La Emigración —que es mucha— ayuda a los que se quedaron con dinero y apoyo moral. Denuncian la opresión e informan al mundo lo que pasa y no se sabe por la censura. Los periodistas independientes —perseguidos y encarcelados— ayudan a conocer algo de lo que sucede en Cuba, pues hay una censura total.

Los grupos democráticos son infiltrados por el gobierno, que se entera de cualquier reunión y la sabotea. La solidaridad debe ser robustecida, ya que los principios fundamentales (libertad individual, democracia política y excarcelación de presos) son comunes; pero no siempre esta solidaridad lógica se da. Han ocurrido casos de entorpecimiento entre los grupos, y esto beneficia sólo al gobierno, que fomenta estas disensiones. Si todos somos reprimidos, todos debemos solidarizarnos y excluir todo tipo de sectarismo. El mundo nos mira. Somos pocos e indefensos del gran Leviatán que nos oprime.

La Constitución de 1976 que realizó una comisión gubernamental, no apoya la libertad de la persona. Algunos pocos artículos tomados de la Constitución de 1940 no se cumplen. En la sección de derechos y deberes de la Constitución hay un artículo que plantea que ninguno de esos derechos puede ser utilizado contra el deseo del pueblo cubano de construir el socialismo. Hace pocos años se añadió una enmienda por la cual no se puede cambiar en nada la Constitución de 1976, pese a que hay un artículo (el 137) que indica cómo modificarla. El derecho es nulo en la Cuba actual, y para todo el pueblo —y los abogados en particular— es una farsa.

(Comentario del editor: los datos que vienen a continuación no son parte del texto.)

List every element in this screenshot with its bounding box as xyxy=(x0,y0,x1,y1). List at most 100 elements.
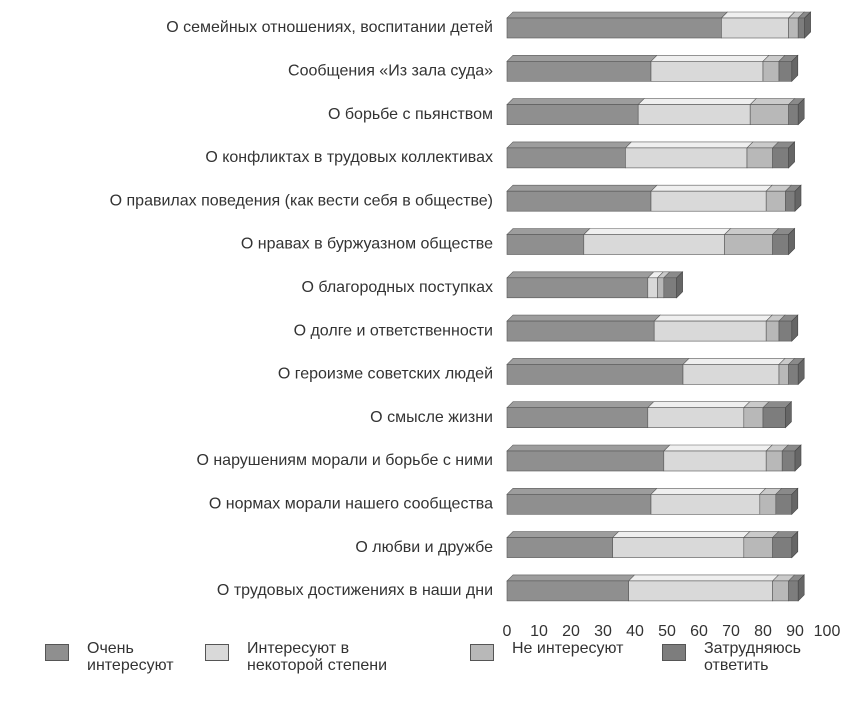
category-label: О благородных поступках xyxy=(302,279,494,296)
bar-side xyxy=(791,487,799,516)
bar xyxy=(778,364,789,385)
bar xyxy=(772,537,793,558)
bar xyxy=(743,407,764,429)
bar-top xyxy=(650,487,767,495)
bar xyxy=(506,17,722,39)
bar xyxy=(506,407,649,429)
bar xyxy=(772,234,789,255)
category-label: О правилах поведения (как вести себя в о… xyxy=(110,192,493,209)
bar-top xyxy=(506,228,591,235)
bar xyxy=(625,147,748,169)
bar xyxy=(612,537,745,558)
bar-side xyxy=(797,357,805,386)
bar-top xyxy=(624,141,754,149)
bar-top xyxy=(627,574,780,582)
bar xyxy=(788,580,799,602)
category-label: О нормах морали нашего сообщества xyxy=(209,496,493,513)
bar-top xyxy=(506,444,671,452)
bar xyxy=(721,17,789,39)
bar-side xyxy=(804,11,811,39)
bar xyxy=(788,17,799,39)
bar xyxy=(724,234,773,255)
bar-top xyxy=(647,401,751,409)
bar-side xyxy=(797,97,805,126)
category-label: О нарушениям морали и борьбе с ними xyxy=(196,452,493,469)
bar-top xyxy=(506,54,658,62)
bar-side xyxy=(676,271,683,299)
bar-side xyxy=(791,314,799,342)
category-label: О героизме советских людей xyxy=(278,366,493,383)
bar-side xyxy=(785,400,792,429)
chart: 0 10 20 30 40 50 60 70 80 90 100 О семейных отношен… xyxy=(110,11,841,640)
legend-item: Интересуют в некоторой степени xyxy=(205,640,412,674)
legend: Очень интересуют Интересуют в некоторой с… xyxy=(0,640,844,709)
bar xyxy=(506,277,649,299)
bar-top xyxy=(506,574,636,582)
bar xyxy=(506,190,652,212)
bar-side xyxy=(797,574,805,602)
bar xyxy=(788,104,799,125)
category-label: О любви и дружбе xyxy=(355,539,493,556)
x-tick-label: 50 xyxy=(658,623,676,640)
bar xyxy=(650,60,764,82)
bar-top xyxy=(611,531,751,538)
legend-swatch xyxy=(662,644,686,661)
bar-top xyxy=(506,141,633,149)
x-tick-label: 100 xyxy=(814,623,841,640)
legend-label: Интересуют в некоторой степени xyxy=(247,640,388,674)
bar xyxy=(628,580,773,602)
legend-label: Затрудняюсь ответить xyxy=(704,640,801,674)
bar xyxy=(762,60,780,82)
x-tick-label: 90 xyxy=(786,623,804,640)
bar-top xyxy=(506,401,655,409)
bar-top xyxy=(682,358,786,365)
bar xyxy=(765,320,780,342)
bar xyxy=(772,580,789,602)
x-tick-label: 80 xyxy=(754,623,772,640)
bar xyxy=(775,493,793,515)
x-tick-label: 70 xyxy=(722,623,740,640)
bar xyxy=(506,234,585,255)
category-label: О борьбе с пьянством xyxy=(328,106,493,123)
bar-side xyxy=(788,227,795,256)
bar-top xyxy=(583,228,732,235)
bar-top xyxy=(506,271,655,279)
bar-top xyxy=(506,314,661,322)
bar xyxy=(657,277,665,299)
bar-top xyxy=(663,444,773,452)
bar xyxy=(682,364,780,385)
bar xyxy=(647,277,658,299)
bar xyxy=(506,60,652,82)
category-label: О долге и ответственности xyxy=(294,322,493,339)
bar xyxy=(785,190,796,212)
bar xyxy=(797,17,805,39)
bar xyxy=(506,147,626,169)
x-tick-label: 60 xyxy=(690,623,708,640)
bar xyxy=(765,450,783,472)
bar xyxy=(506,450,665,472)
category-label: О конфликтах в трудовых коллективах xyxy=(205,149,493,166)
x-tick-label: 40 xyxy=(626,623,644,640)
x-tick-label: 10 xyxy=(530,623,548,640)
bar xyxy=(583,234,725,255)
legend-item: Очень интересуют xyxy=(45,640,175,674)
legend-item: Не интересуют xyxy=(470,640,662,661)
bar xyxy=(778,320,793,342)
legend-swatch xyxy=(470,644,494,661)
bar-side xyxy=(794,444,802,472)
bar xyxy=(647,407,745,429)
bar xyxy=(746,147,773,169)
bar-side xyxy=(788,141,795,169)
bar xyxy=(743,537,773,558)
bar xyxy=(663,450,767,472)
bar-top xyxy=(506,98,645,105)
bar xyxy=(506,493,652,515)
bar-top xyxy=(653,314,773,322)
x-tick-label: 0 xyxy=(503,623,512,640)
category-label: О семейных отношениях, воспитании детей xyxy=(166,19,493,36)
category-label: О трудовых достижениях в наши дни xyxy=(217,582,493,599)
bar-top xyxy=(720,11,796,19)
bar xyxy=(506,580,629,602)
x-tick-label: 20 xyxy=(562,623,580,640)
legend-swatch xyxy=(205,644,229,661)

Cuando se acudió al artículo 88, inciso g), y se recogieron firmas para que con 10,000 se hiciera una proposición de ley para un referendo, no se divulgó, y poco tiempo después se encarceló a muchos activistas y se recogieron dos veces más de 10,000 firmas. El hábeas corpus, que estaba en la Constitución de 1940, hoy está en la Ley de Procedimiento Penal y no se cumple; son muchos los casos (hasta de abogados) que han cumplido meses y años sin celebrárseles juicio. Los abogados que pueden ejercer tienen que pertenecer a la asociación de juristas, que los expulsa o no les da entrada. El Decreto-Ley 81, que norma los derechos de los abogados, no se cumple. Sencillamente, estamos en un estado de indefensión.

* Manuel Fernández Rocha: Graduado en la Universidad de La Habana en las carreras de Historia y de Derecho. Entre los abogados agramontistas residentes en Cuba es uno de los más antiguos. Es fundador y Presidente del Foro de Estudios Históricos, y en esta condición se ha adherido a distintos proyectos opositores, tales como Concilio Cubano, el Proyecto Varela, la Iniciativa por la Patria de Todos y la Asamblea para Promover la Sociedad Civil. Reside en La Habana.